Thanks to all the work above, we kind of get GitHub Action version management for free. Renovate can manage these out of the box, automatically detecting all GitHub Actions used from .github/workflows/*.yaml Workflow files. If an Action in these workflows is semantically versioned (rather than pinned to a branch name), Renovate will check for new versions and open PRs accordingly. Here is one example.

Wrapping up

This post summarized how the team behind Charmed Kubeflow manages Python and GitHub Action dependencies. Between pip-compile, tox, and Renovate, we keep our dependencies in check and our sanity intact! For the full implementation, check out our repositories.

Have questions or suggestions? Post them below!

—

Footnotes:

Note on GitHub PAT: for GitHub, the PAT must grant: Contents Access: Read and write, Metadata Access: Read-only, Pull requests Access: Read and write, and Workflows Access: Read and write
More details on Renovate+pip-compile: look into how pip-compile manager is implemented, specifically how it is handled like a lockFile and how they have default settings)

ca-scribner · 9 January 2023 15:25

While figuring out the above setup, we got stuck on a few things along the way.

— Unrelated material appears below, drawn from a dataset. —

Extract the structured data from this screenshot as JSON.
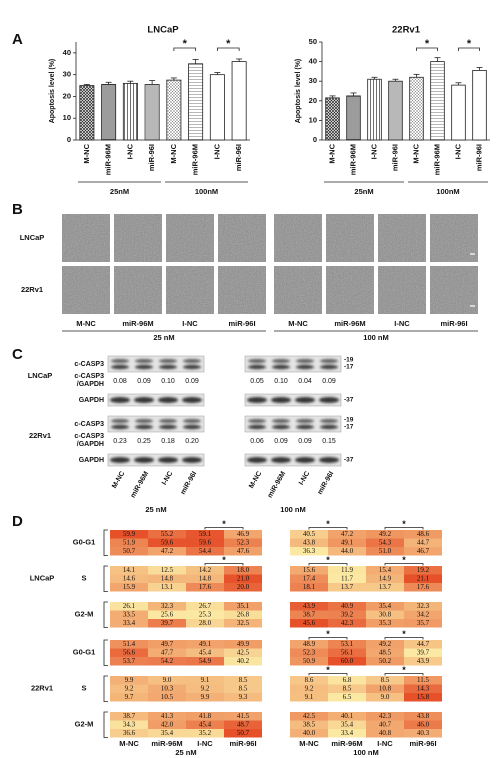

For anyone really interested in the details, these tips help:

Be specific with your pip-compile fileMatch pattern

While implementing our setup, at one point we had an accidentally broad file match that meant pip-compile used a requirements.txt file as an input file, leading to some unusual updates. Be careful with your fileMatch, specifically with the wildcards!

Be consistent with your Python versions when using pip-compile

Python package versions specify which python versions they’re compatible with (eg: numpy might say that for python 3.10 you can use v1.2.3, but for python <3.10 you use 1.2.2). Normally, this just works out behind the scenes (if you pip install -r requirements.txt, it figures out what works for your specific setup), but because pip-compile strictly pins everything these differences matter.

When using pip-compile to render requirements.txt files, you need to ensure that pip-compile is executed in the same python environment as the end user will have. This is why we needed to add a constraints: python: OUR_PYTHON_VERSION in our renovate.json configuration file.

Be mindful of interdependencies between requirements-*.in files

We commonly have something like this:

requirements.in (requirements for the application)

numpy
requests

requirements-unit.in (requirements the unit tests of the application)

pytest
-r requirements.txt  # eg: the requirements for the application

where rendering requirements-unit.in requires the rendered requirements.txt. pip-compile runs on the individual input files rather than a graph of them, so it does not know about interdependencies and rendering order. To get around this, we try to get Renovate to execute pip-compile in a controlled order by setting the pip-compile fileMatch in the repository’s renovate.json to:

{
    … (truncated)
    "pip-compile": {
        "fileMatch": [
            "(^|/)requirements\\.in$",
            "(^|/)requirements-fmt\\.in$",
            "(^|/)requirements-lint\\.in$",
            "(^|/)requirements-unit\\.in$",
            "(^|/)requirements-integration\\.in$",
            "(^|/)requirements.*\\.in$"              # a catch-all, so if we forgot one it hopefully still works
        ],

where the entries are in the order we want pip-compile to address them. Renovate appears to act on these files in the order we specify, although we are not certain this will always be the case and might be something we revisit.

benhoyt · 9 January 2023 22:38

Nice write-up! This is quite a general problem. I wonder if this article is worth broader exposure via the Ubuntu or Canonical blog?